An oldie but a goodie: this post was originally published on 12/24/2015.
For many people, the holidays are a joyous and festive time to spend with family and loved ones. However, even with all of the warm holiday wishes and holiday cheer of the season, this time of year can also be an accident waiting to happen. During the holiday season, emergency rooms across the U.S. see an increase in visits due to holiday-related injuries and illnesses. Read on to learn about some of the most common holiday injuries and how you can avoid them.
Make sure that decking your halls doesn’t land you with an injury! Every year, thousands of people end up in the emergency room due to decorating injuries. In 2012 alone, 15,000 people sustained holiday decoration-related injuries requiring ER treatment according to the U.S. Consumer Product Safety Commission. Many of these injuries involve falling from ladders while hanging lights or decorating the Christmas tree. To avoid a fall, use caution while decorating and follow these ladder-safety guidelines:
- Have someone hold the ladder and spot you
- Make sure the ladder is on a firm, level surface
- Stay in the center of the rung you’re standing on
- Hold the side rails with both hands
- Position the ladder so you don’t have to lean or reach
Cooking and Carving Injuries
With the holiday season comes lots of time in the kitchen. But beware – there are hidden dangers in cooking and serving holiday favorites! For example, emergency room visits for finger and hand lacerations spike during the holidays due to the misuse of knives and carving utensils. Be sure you are comfortable with the carving tools you are using and remember – don’t drink and carve!
Deep frying turkey is a popular and dangerous holiday tradition. If the bird is wet or not totally thawed, it can catch on fire or even explode. Also, splashed grease can cause anything from burns on the arms to singed eyebrows if you aren’t careful. To avoid injury, be sure that the bird is fresh or completely thawed, and be careful to raise and lower it slowly to avoid splashing hot grease. Emergency rooms also see a lot of burns on the tops of the feet during the holidays. This injury occurs when cooks and kitchen helpers drop unusually heavy dishes onto their feet out of the oven.
When Good Food Goes Bad
Although delicious holiday dishes are a wonderful part of the season, please be aware of what you are eating. Anaphylactic shock is a very common reason for ER visits during the holidays. Make sure that your hosts and your family know what your dietary restrictions are before they serve you, and remember: if anything looks suspect, it’s better to be safe than to be sorry!
Food poisoning is another common complaint in ERs around the holidays.

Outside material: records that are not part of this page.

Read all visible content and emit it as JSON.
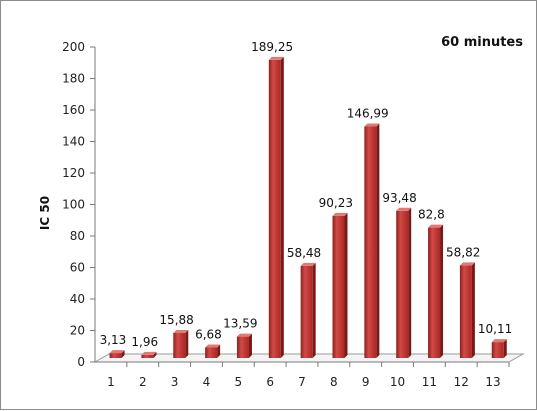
{
  "chart_data": {
    "type": "bar",
    "title": "60 minutes",
    "xlabel": "",
    "ylabel": "IC 50",
    "ylim": [
      0,
      200
    ],
    "yticks": [
      0,
      20,
      40,
      60,
      80,
      100,
      120,
      140,
      160,
      180,
      200
    ],
    "categories": [
      "1",
      "2",
      "3",
      "4",
      "5",
      "6",
      "7",
      "8",
      "9",
      "10",
      "11",
      "12",
      "13"
    ],
    "values": [
      3.13,
      1.96,
      15.88,
      6.68,
      13.59,
      189.25,
      58.48,
      90.23,
      146.99,
      93.48,
      82.8,
      58.82,
      10.11
    ],
    "data_labels": [
      "3,13",
      "1,96",
      "15,88",
      "6,68",
      "13,59",
      "189,25",
      "58,48",
      "90,23",
      "146,99",
      "93,48",
      "82,8",
      "58,82",
      "10,11"
    ],
    "bar_color": "#c0312f",
    "grid": false,
    "legend": "none"
  }
}
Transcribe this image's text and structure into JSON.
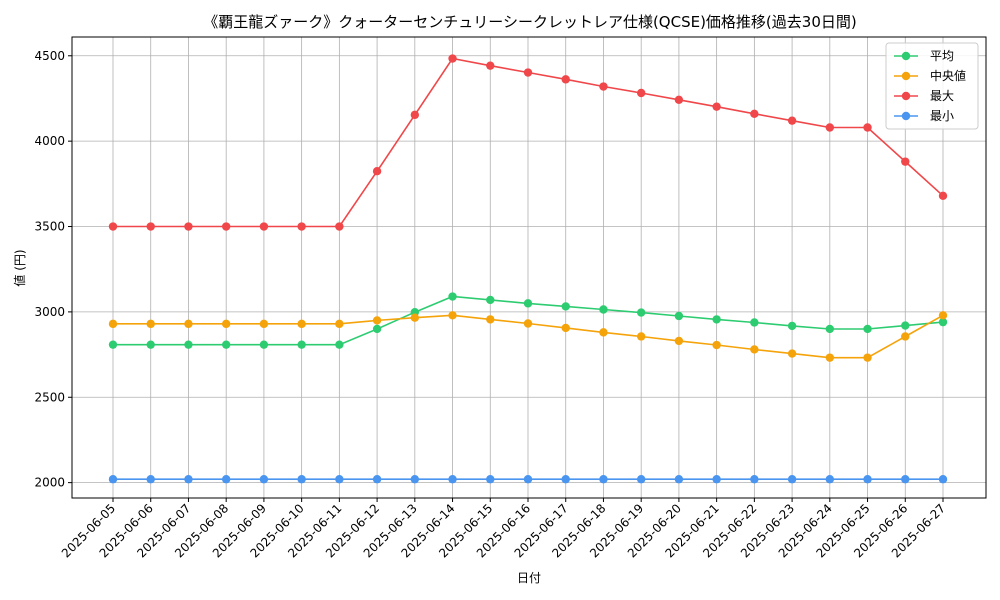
{
  "chart_data": {
    "type": "line",
    "title": "《覇王龍ズァーク》クォーターセンチュリーシークレットレア仕様(QCSE)価格推移(過去30日間)",
    "xlabel": "日付",
    "ylabel": "値 (円)",
    "categories": [
      "2025-06-05",
      "2025-06-06",
      "2025-06-07",
      "2025-06-08",
      "2025-06-09",
      "2025-06-10",
      "2025-06-11",
      "2025-06-12",
      "2025-06-13",
      "2025-06-14",
      "2025-06-15",
      "2025-06-16",
      "2025-06-17",
      "2025-06-18",
      "2025-06-19",
      "2025-06-20",
      "2025-06-21",
      "2025-06-22",
      "2025-06-23",
      "2025-06-24",
      "2025-06-25",
      "2025-06-26",
      "2025-06-27"
    ],
    "ylim": [
      1910,
      4610
    ],
    "yticks": [
      2000,
      2500,
      3000,
      3500,
      4000,
      4500
    ],
    "grid": true,
    "legend_position": "top-right",
    "series": [
      {
        "name": "平均",
        "color": "#2ecc71",
        "values": [
          2808,
          2808,
          2808,
          2808,
          2808,
          2808,
          2808,
          2900,
          2998,
          3090,
          3070,
          3050,
          3032,
          3014,
          2996,
          2976,
          2956,
          2938,
          2918,
          2900,
          2900,
          2920,
          2940
        ]
      },
      {
        "name": "中央値",
        "color": "#f5a30a",
        "values": [
          2930,
          2930,
          2930,
          2930,
          2930,
          2930,
          2930,
          2950,
          2966,
          2980,
          2956,
          2932,
          2906,
          2880,
          2856,
          2830,
          2806,
          2780,
          2756,
          2732,
          2732,
          2856,
          2980
        ]
      },
      {
        "name": "最大",
        "color": "#f0474a",
        "values": [
          3500,
          3500,
          3500,
          3500,
          3500,
          3500,
          3500,
          3824,
          4154,
          4484,
          4442,
          4402,
          4362,
          4320,
          4282,
          4242,
          4202,
          4160,
          4120,
          4080,
          4080,
          3880,
          3680
        ]
      },
      {
        "name": "最小",
        "color": "#4a95ef",
        "values": [
          2020,
          2020,
          2020,
          2020,
          2020,
          2020,
          2020,
          2020,
          2020,
          2020,
          2020,
          2020,
          2020,
          2020,
          2020,
          2020,
          2020,
          2020,
          2020,
          2020,
          2020,
          2020,
          2020
        ]
      }
    ]
  }
}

To avoid this unfortunate addition to your holiday plans, use a meat thermometer to avoid undercooking your turkey or other holiday dish. Also, if serving your food buffet style, make an effort to keep dishes at the appropriate temperatures, using warmers or ice buckets.
“Holiday Heart” is another common complaint during this time of year (as the name suggests). This is a term doctors have coined to reference the atrial fibrillation (irregular heartbeat) that can be caused by the overindulging that so often occurs during the holidays. Overeating and overdrinking can cause a surge of epinephrine or norepinephrine, which can cause irregular heart palpitations in a structurally normal heart. Normally, hydration will fix this holiday malady.
It’s no surprise that with all of the holiday parties, social pressure to celebrate, and easy access to alcohol during this time of year it isn’t difficult to accidentally party too hard. Emergency rooms see an increased number of visits due to alcohol poisonings and improperly used prescription drugs during this season. To avoid this common holiday catastrophe, follow these drug and alcohol safety tips:
- Always have a designated driver or use a taxi service to get home
- Keep prescription drugs put away and out of reach of children.
- Keep an eye on young children and minors at holiday get-togethers where alcohol is present to ensure they don’t accidentally (or purposefully) drink the wrong punch
- Know your limits and stick to them
- Stay hydrated.
Stress and anxiety
Spending time with large numbers of family members, the extra social engagements, and preparations for the holiday season can make anybody feel a little stressed. Rates of depression, panic attacks, and anxiety climb during the holiday season. To combat the holiday blues or stress of the season, be sure to get enough sleep, schedule time to relax, and maintain a somewhat balanced diet and exercise routine. If you are feeling very overwhelmed don’t be scared to reach out to family, friends, and/or a mental health professional to get the help that you need.